Aspirin use was associated with decreased risk of death in patients with GBC (HR, 0.63; 95% CI, 0.48-0.83), cholangiocarcinoma (HR, 0.71; 95% CI, 0.60-0.85), AVC (HR, 0.44; 95% CI, 0.26-0.76), and overlapping BTC (HR, 0.68; 95% CI, 0.50-0.92) (Table). The survival probabilities are shown in the Figure. Incident users with no history of aspirin use had a larger benefit from postdiagnosis aspirin use than prevalent users, although all users had a reduction in risk of death.

Table.

Time-Dependent Associations Between Postdiagnosis Aspirin Use and Overall Survival for Each Biliary Tract Cancer Site

	Gallbladder		Cholangiocarcinoma		Ampulla of Vater		Overlapping Lesions
	No. of Events/No. at Riskb	HR (95% CI)	No. of Events/No. at Riskb	HR (95% CI)	No. of Events/No. at Riskb	HR (95% CI)	No. of Events/No. at Riskb	HR (95% CI)
Overall
Nonusers	499/600	1 [Reference]	1198/1419	1 [Reference]	116/186	1 [Reference]	360/437	1 [Reference]
Users	54/67	0.63 (0.48-0.83)	123/140	0.71 (0.60-0.85)	26/38	0.44 (0.26-0.76)	39/47	0.68 (0.50-0.92)
Prediagnosis Aspirin Use
Nonusers	145/145	1 [Reference]	383/383	1 [Reference]	33/33	1 [Reference]	119/119	1 [Reference]
Prevalent usersc	49/50	0.69 (0.50-0.94)	114/114	0.78 (0.65-0.95)	26/26	0.41 (0.22-0.79)	37/38	0.76 (0.54-1.07)
No Prediagnosis Aspirin Use
Nonusers	354/455	1 [Reference]	815/1036	1 [Reference]	83/153	1 [Reference]	241/318	1 [Reference]
Incident usersc	5/17	0.57 (0.28-1.17)	9/26	0.37 (0.21-0.64)	0/12	0.21 (0.03-1.56)	2/9	0.34 (0.12-0.94)
P value for interactiond	.03		<.001		.005		.005

Abbreviations: BTC, biliary tract cancer; HR, hazard ratio; NA, not applicable.

Adjusted for sex, history of heart disease, statin use (current, former, never), presence of comorbidities, age at diagnosis, and year of diagnosis. Aspirin use was modeled as time dependent and the baseline hazard was stratified by prediagnosis aspirin use.

The results presented used Cox regression where aspirin was modeled as time dependent (eg, individuals could switch between use and nonuse status). The numbers represent aspirin use at the time of BTC diagnosis.
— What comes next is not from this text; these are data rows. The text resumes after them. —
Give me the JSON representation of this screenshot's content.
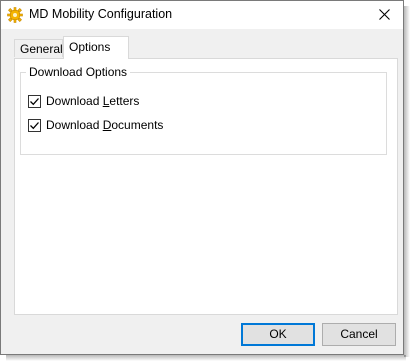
{
  "window": {
    "title": "MD Mobility Configuration",
    "icon": "gear-icon",
    "close_icon": "close-icon"
  },
  "tabs": [
    {
      "label": "General",
      "selected": false
    },
    {
      "label": "Options",
      "selected": true
    }
  ],
  "download_options": {
    "legend": "Download Options",
    "items": [
      {
        "label_pre": "Download ",
        "accel": "L",
        "label_post": "etters",
        "checked": true
      },
      {
        "label_pre": "Download ",
        "accel": "D",
        "label_post": "ocuments",
        "checked": true
      }
    ]
  },
  "buttons": {
    "ok": "OK",
    "cancel": "Cancel"
  },
  "colors": {
    "focus_border": "#0078d7",
    "icon_yellow": "#f5b400"
  }
}
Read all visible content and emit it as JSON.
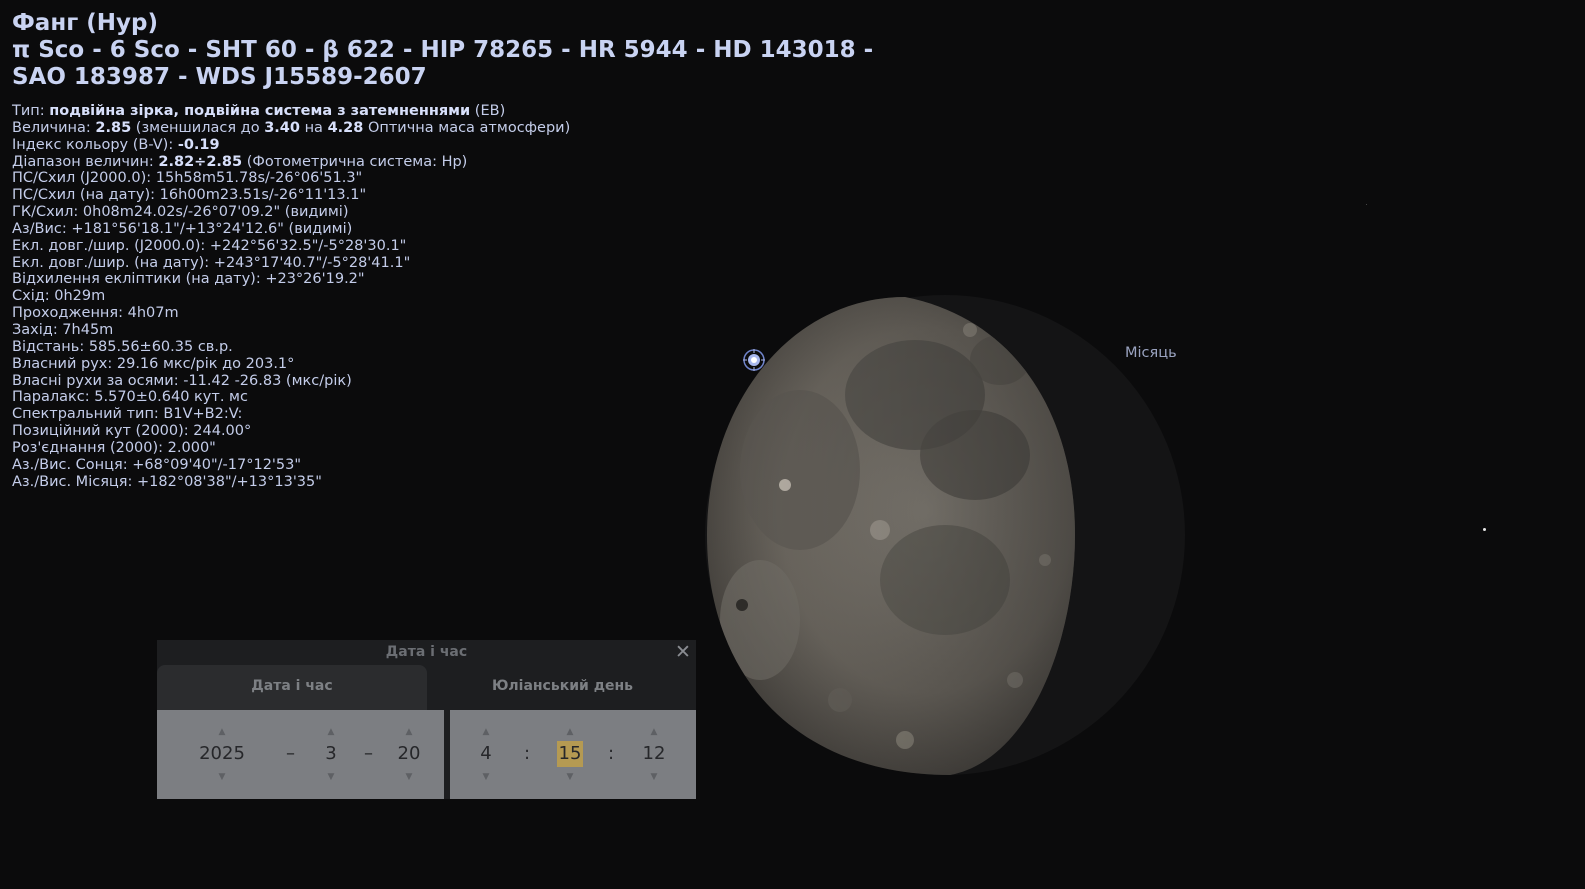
{
  "object": {
    "title": "Фанг (Нур)",
    "designations": "π Sco - 6 Sco - SHT 60 - β 622 - HIP 78265 - HR 5944 - HD 143018 - SAO 183987 - WDS J15589-2607"
  },
  "info": {
    "type_label": "Тип: ",
    "type_value": "подвійна зірка, подвійна система з затемненнями",
    "type_suffix": " (EB)",
    "mag_label": "Величина: ",
    "mag_value": "2.85",
    "mag_mid1": " (зменшилася до ",
    "mag_ext": "3.40",
    "mag_mid2": " на ",
    "mag_airmass": "4.28",
    "mag_tail": " Оптична маса атмосфери)",
    "bv_label": "Індекс кольору (B-V): ",
    "bv_value": "-0.19",
    "range_label": "Діапазон величин: ",
    "range_value": "2.82÷2.85",
    "range_tail": " (Фотометрична система: Hp)",
    "lines": [
      "ПС/Схил (J2000.0): 15h58m51.78s/-26°06'51.3\"",
      "ПС/Схил (на дату): 16h00m23.51s/-26°11'13.1\"",
      "ГК/Схил: 0h08m24.02s/-26°07'09.2\" (видимі)",
      "Аз/Вис: +181°56'18.1\"/+13°24'12.6\" (видимі)",
      "Екл. довг./шир. (J2000.0): +242°56'32.5\"/-5°28'30.1\"",
      "Екл. довг./шир. (на дату): +243°17'40.7\"/-5°28'41.1\"",
      "Відхилення екліптики (на дату): +23°26'19.2\"",
      "Схід: 0h29m",
      "Проходження: 4h07m",
      "Захід: 7h45m",
      "Відстань: 585.56±60.35 св.р.",
      "Власний рух: 29.16 мкс/рік до 203.1°",
      "Власні рухи за осями: -11.42 -26.83 (мкс/рік)",
      "Паралакс: 5.570±0.640 кут. мс",
      "Спектральний тип: B1V+B2:V:",
      "Позиційний кут (2000): 244.00°",
      "Роз'єднання (2000): 2.000\"",
      "Аз./Вис. Сонця: +68°09'40\"/-17°12'53\"",
      "Аз./Вис. Місяця: +182°08'38\"/+13°13'35\""
    ]
  },
  "sky": {
    "moon_label": "Місяць",
    "colors": {
      "background": "#0b0b0c",
      "text": "#c4cdea",
      "highlight": "#b59a52"
    },
    "icons": [
      "selected-star-marker-icon",
      "moon-image"
    ]
  },
  "datetime_dialog": {
    "title": "Дата і час",
    "close": "✕",
    "tabs": [
      "Дата і час",
      "Юліанський день"
    ],
    "date": {
      "year": "2025",
      "month": "3",
      "day": "20",
      "sep": "–"
    },
    "time": {
      "hour": "4",
      "minute": "15",
      "second": "12",
      "sep": ":"
    },
    "spin_up": "▲",
    "spin_down": "▼"
  }
}
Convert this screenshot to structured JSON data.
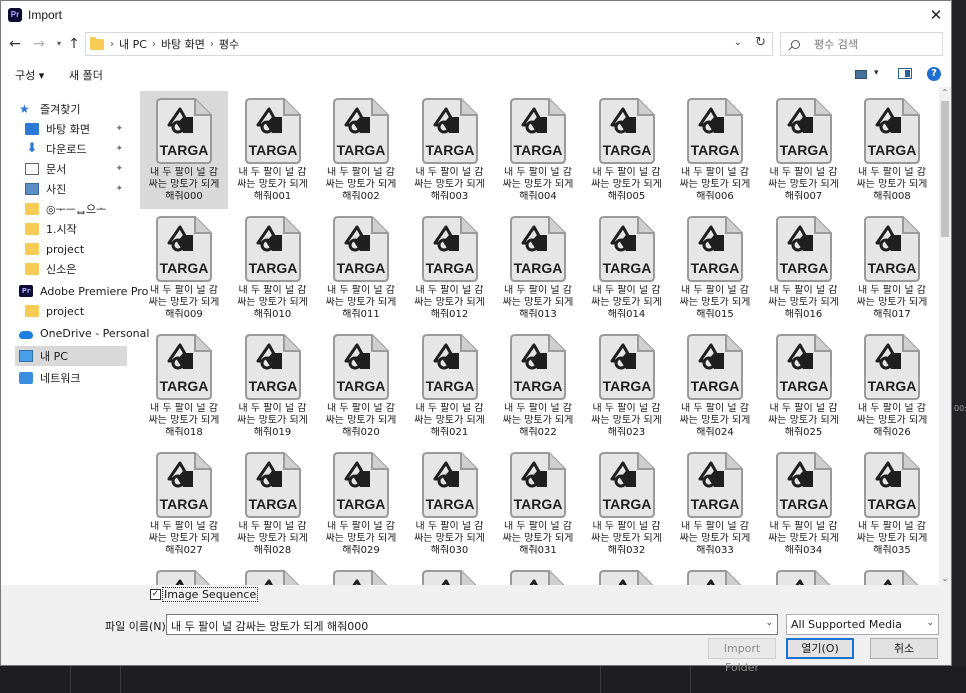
{
  "window": {
    "app_badge": "Pr",
    "title": "Import",
    "close": "✕"
  },
  "address": {
    "crumbs": [
      "내 PC",
      "바탕 화면",
      "평수"
    ]
  },
  "search": {
    "placeholder": "평수 검색"
  },
  "toolbar": {
    "organize": "구성 ▾",
    "new_folder": "새 폴더",
    "help": "?"
  },
  "nav": {
    "items": [
      {
        "label": "즐겨찾기",
        "icon": "star-icon"
      },
      {
        "label": "바탕 화면",
        "icon": "desktop-icon",
        "pinned": true
      },
      {
        "label": "다운로드",
        "icon": "download-icon",
        "pinned": true
      },
      {
        "label": "문서",
        "icon": "document-icon",
        "pinned": true
      },
      {
        "label": "사진",
        "icon": "pictures-icon",
        "pinned": true
      },
      {
        "label": "◎ᅮᅳᆸ으ᅩ",
        "icon": "folder-icon"
      },
      {
        "label": "1.시작",
        "icon": "folder-icon"
      },
      {
        "label": "project",
        "icon": "folder-icon"
      },
      {
        "label": "신소은",
        "icon": "folder-icon"
      },
      {
        "label": "Adobe Premiere Pro",
        "icon": "premiere-icon"
      },
      {
        "label": "project",
        "icon": "folder-icon"
      },
      {
        "label": "OneDrive - Personal",
        "icon": "onedrive-icon"
      },
      {
        "label": "내 PC",
        "icon": "pc-icon",
        "selected": true
      },
      {
        "label": "네트워크",
        "icon": "network-icon"
      }
    ]
  },
  "files": {
    "badge": "TARGA",
    "line1": "내 두 팔이 널 감",
    "line2": "싸는 망토가 되게",
    "names": [
      "해줘000",
      "해줘001",
      "해줘002",
      "해줘003",
      "해줘004",
      "해줘005",
      "해줘006",
      "해줘007",
      "해줘008",
      "해줘009",
      "해줘010",
      "해줘011",
      "해줘012",
      "해줘013",
      "해줘014",
      "해줘015",
      "해줘016",
      "해줘017",
      "해줘018",
      "해줘019",
      "해줘020",
      "해줘021",
      "해줘022",
      "해줘023",
      "해줘024",
      "해줘025",
      "해줘026",
      "해줘027",
      "해줘028",
      "해줘029",
      "해줘030",
      "해줘031",
      "해줘032",
      "해줘033",
      "해줘034",
      "해줘035"
    ],
    "selected_index": 0
  },
  "bottom": {
    "image_sequence_label": "Image Sequence",
    "image_sequence_checked": true,
    "filename_label": "파일 이름(N):",
    "filename_value": "내 두 팔이 널 감싸는 망토가 되게 해줘000",
    "filetype_value": "All Supported Media",
    "import_folder": "Import Folder",
    "open": "열기(O)",
    "cancel": "취소"
  },
  "background": {
    "timecode": "00:0"
  }
}
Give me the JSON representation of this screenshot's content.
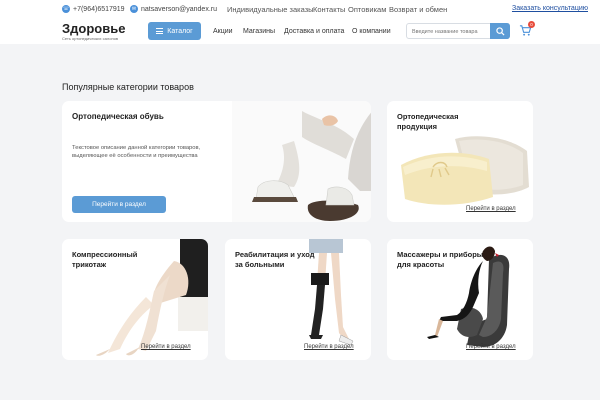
{
  "topbar": {
    "phone": "+7(964)6517919",
    "email": "natsaverson@yandex.ru",
    "links": [
      "Индивидуальные заказы",
      "Контакты",
      "Оптовикам",
      "Возврат и обмен"
    ],
    "consult": "Заказать консультацию"
  },
  "header": {
    "logo_title": "Здоровье",
    "logo_sub": "Сеть ортопедических салонов",
    "catalog": "Каталог",
    "nav": [
      "Акции",
      "Магазины",
      "Доставка и оплата",
      "О компании"
    ],
    "search_placeholder": "Введите название товара",
    "cart_count": "0"
  },
  "section_title": "Популярные категории товаров",
  "cards": {
    "footwear": {
      "title": "Ортопедическая обувь",
      "desc": "Текстовое описание данной категории товаров, выделяющее её особенности и преимущества",
      "button": "Перейти в раздел"
    },
    "ortho": {
      "title1": "Ортопедическая",
      "title2": "продукция",
      "link": "Перейти в раздел"
    },
    "compression": {
      "title1": "Компрессионный",
      "title2": "трикотаж",
      "link": "Перейти в раздел"
    },
    "rehab": {
      "title1": "Реабилитация и уход",
      "title2": "за больными",
      "link": "Перейти в раздел"
    },
    "massage": {
      "title1": "Массажеры и приборы",
      "title2": "для красоты",
      "link": "Перейти в раздел"
    }
  },
  "colors": {
    "accent": "#5b9bd5",
    "background": "#f3f4f6",
    "badge": "#e74c3c"
  }
}
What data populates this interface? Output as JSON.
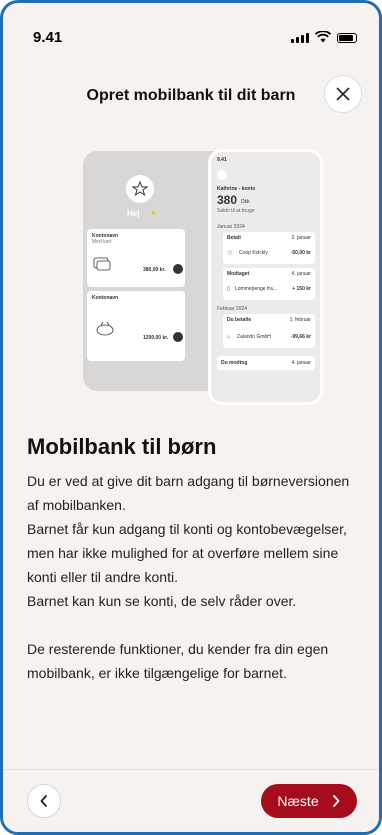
{
  "status_bar": {
    "time": "9.41"
  },
  "header": {
    "title": "Opret mobilbank til dit barn"
  },
  "illustration": {
    "left_phone": {
      "greeting": "Hej",
      "card1_title": "Kontonavn",
      "card1_sub": "Med kort",
      "card1_amount": "380,00 kr.",
      "card2_title": "Kontonavn",
      "card2_amount": "1290,00 kr."
    },
    "right_phone": {
      "time": "9.41",
      "account_title": "Kathrine - konto",
      "balance": "380",
      "currency": "Dkk",
      "balance_note": "Saldo til at bruge",
      "month1": "Januar 2024",
      "tx1_label": "Betalt",
      "tx1_date": "2. januar",
      "tx1_name": "Coop Kvickly",
      "tx1_amount": "-50,00 kr",
      "tx2_label": "Modtaget",
      "tx2_date": "4. januar",
      "tx2_name": "Lommepenge fra...",
      "tx2_amount": "+ 150 kr",
      "month2": "Februar 2024",
      "tx3_label": "Du betalte",
      "tx3_date": "1. februar",
      "tx3_name": "Zalando GmbH",
      "tx3_amount": "-99,66 kr",
      "tx4_label": "Du modtog",
      "tx4_date": "4. januar"
    }
  },
  "content": {
    "heading": "Mobilbank til børn",
    "paragraph1": "Du er ved at give dit barn adgang til børneversionen af mobilbanken.",
    "paragraph2": "Barnet får kun adgang til konti og kontobevægelser, men har ikke mulighed for at overføre mellem sine konti eller til andre konti.",
    "paragraph3": "Barnet kan kun se konti, de selv råder over.",
    "paragraph4": "De resterende funktioner, du kender fra din egen mobilbank, er ikke tilgængelige for barnet."
  },
  "footer": {
    "next_label": "Næste"
  },
  "colors": {
    "accent": "#a50d1c",
    "background": "#f5f2ef",
    "frame": "#1f6fb7"
  },
  "icons": {
    "close": "close-icon",
    "back": "chevron-left-icon",
    "next": "chevron-right-icon"
  }
}
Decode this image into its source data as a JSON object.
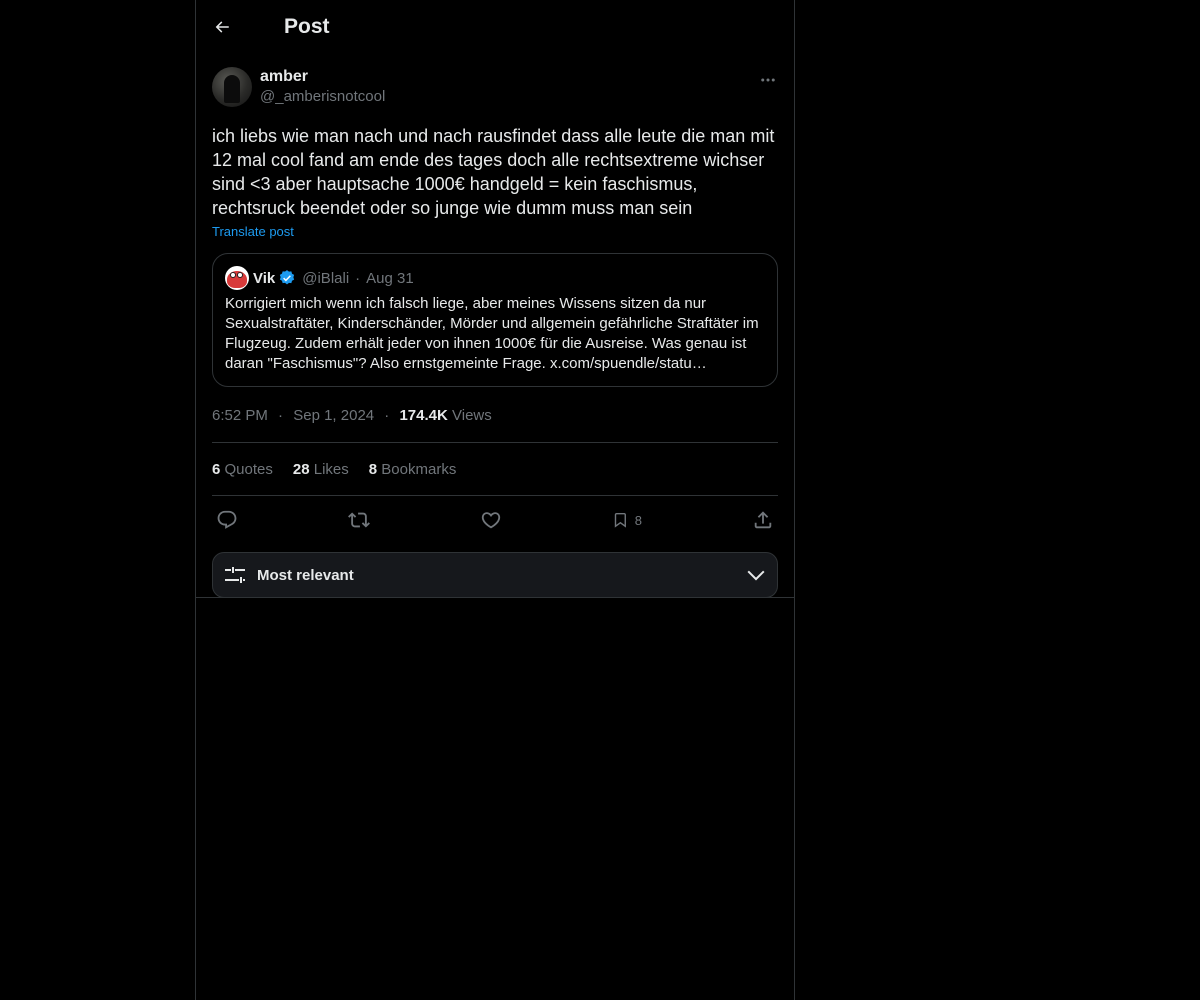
{
  "header": {
    "title": "Post"
  },
  "post": {
    "author_name": "amber",
    "author_handle": "@_amberisnotcool",
    "text": "ich liebs wie man nach und nach rausfindet dass alle leute die man mit 12 mal cool fand am ende des tages doch alle rechtsextreme wichser sind <3 aber hauptsache 1000€ handgeld = kein faschismus, rechtsruck beendet oder so junge wie dumm muss man sein",
    "translate_label": "Translate post",
    "time": "6:52 PM",
    "date": "Sep 1, 2024",
    "views_count": "174.4K",
    "views_label": "Views"
  },
  "quote": {
    "name": "Vik",
    "handle": "@iBlali",
    "date": "Aug 31",
    "text": "Korrigiert mich wenn ich falsch liege, aber meines Wissens sitzen da nur Sexualstraftäter, Kinderschänder, Mörder und allgemein gefährliche Straftäter im Flugzeug. Zudem erhält jeder von ihnen 1000€ für die Ausreise. Was genau ist daran \"Faschismus\"? Also ernstgemeinte Frage. x.com/spuendle/statu…"
  },
  "stats": {
    "quotes_count": "6",
    "quotes_label": "Quotes",
    "likes_count": "28",
    "likes_label": "Likes",
    "bookmarks_count": "8",
    "bookmarks_label": "Bookmarks"
  },
  "actions": {
    "bookmark_count": "8"
  },
  "sort": {
    "label": "Most relevant"
  },
  "colors": {
    "accent": "#1d9bf0",
    "background": "#000000",
    "border": "#2f3336",
    "muted": "#71767b"
  },
  "icons": [
    "back-arrow-icon",
    "more-icon",
    "verified-icon",
    "reply-icon",
    "repost-icon",
    "like-icon",
    "bookmark-icon",
    "share-icon",
    "sliders-icon",
    "chevron-down-icon"
  ]
}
Prevalent users were defined as patients with 2 or more aspirin prescriptions before BTC diagnosis. Incident users were defined as patients who only initiated aspirin use on or after the BTC diagnosis date.

P values for interaction were estimated by putting a cross-product term in the models for postdiagnosis use and prediagnosis use.

Figure.

Adjusted Survival Curves Among Postdiagnosis Aspirin Users and Nonusers by Cancer Site

Survival curves were weighted by age and sex distributions of the cohort with aspirin use modeled as time dependent. In patients with gallbladder cancer, the survival probabilities were for aspirin users vs nonusers were 59% (95 CI, 31%-100%) vs 27% (95% CI, 16%-47%). The survival probabilities in aspirin users vs nonusers with cholangiocarcinoma were 62% (95% CI, 42%-98%) 26% (95% CI, 19%-35%). In patients with ampulla of Vater cancer, the survival probabilities were 85% (95% CI, 33%-83%) vs 52% (95% CI, 18%-43%) in aspirin users vs nonusers, respectively. Survival probabilities in aspirin users vs nonusers with overlapping lesions of the biliary tract were 57% (95% CI, 34%-100%) vs 27% (95% CI, 16%-46%). Estimated survival at 1 year after diagnosis (dotted line) was calculated with 95% CIs computed based on the quantiles of the corresponding bootstrap distribution function with 1,000 replications. The numbers at risk represent individuals at the beginning of each time point.

Discussion

We observed a reduced risk of death for postdiagnosis aspirin users across all BTC types. Platelet activation protects tumor cells from elimination, enhances metastatic cell growth, and enables cancerous cells to spread via the bloodstream.[4,6] Aspirin may slow the metastatic spread of cancer cells through inhibition of platelet aggregation, improving BTC survival.[1] A limitation of our analysis is the lack of data on cancer stage and chemotherapy regimens received (if any). However, most BTCs are diagnosed at late stage[2] with less than 10% of patients presenting with resectable tumors and 50% of tumors metastasizing to the lymph nodes.[1] The survival benefit of aspirin observed in our study is on par with the current standard of care.[2]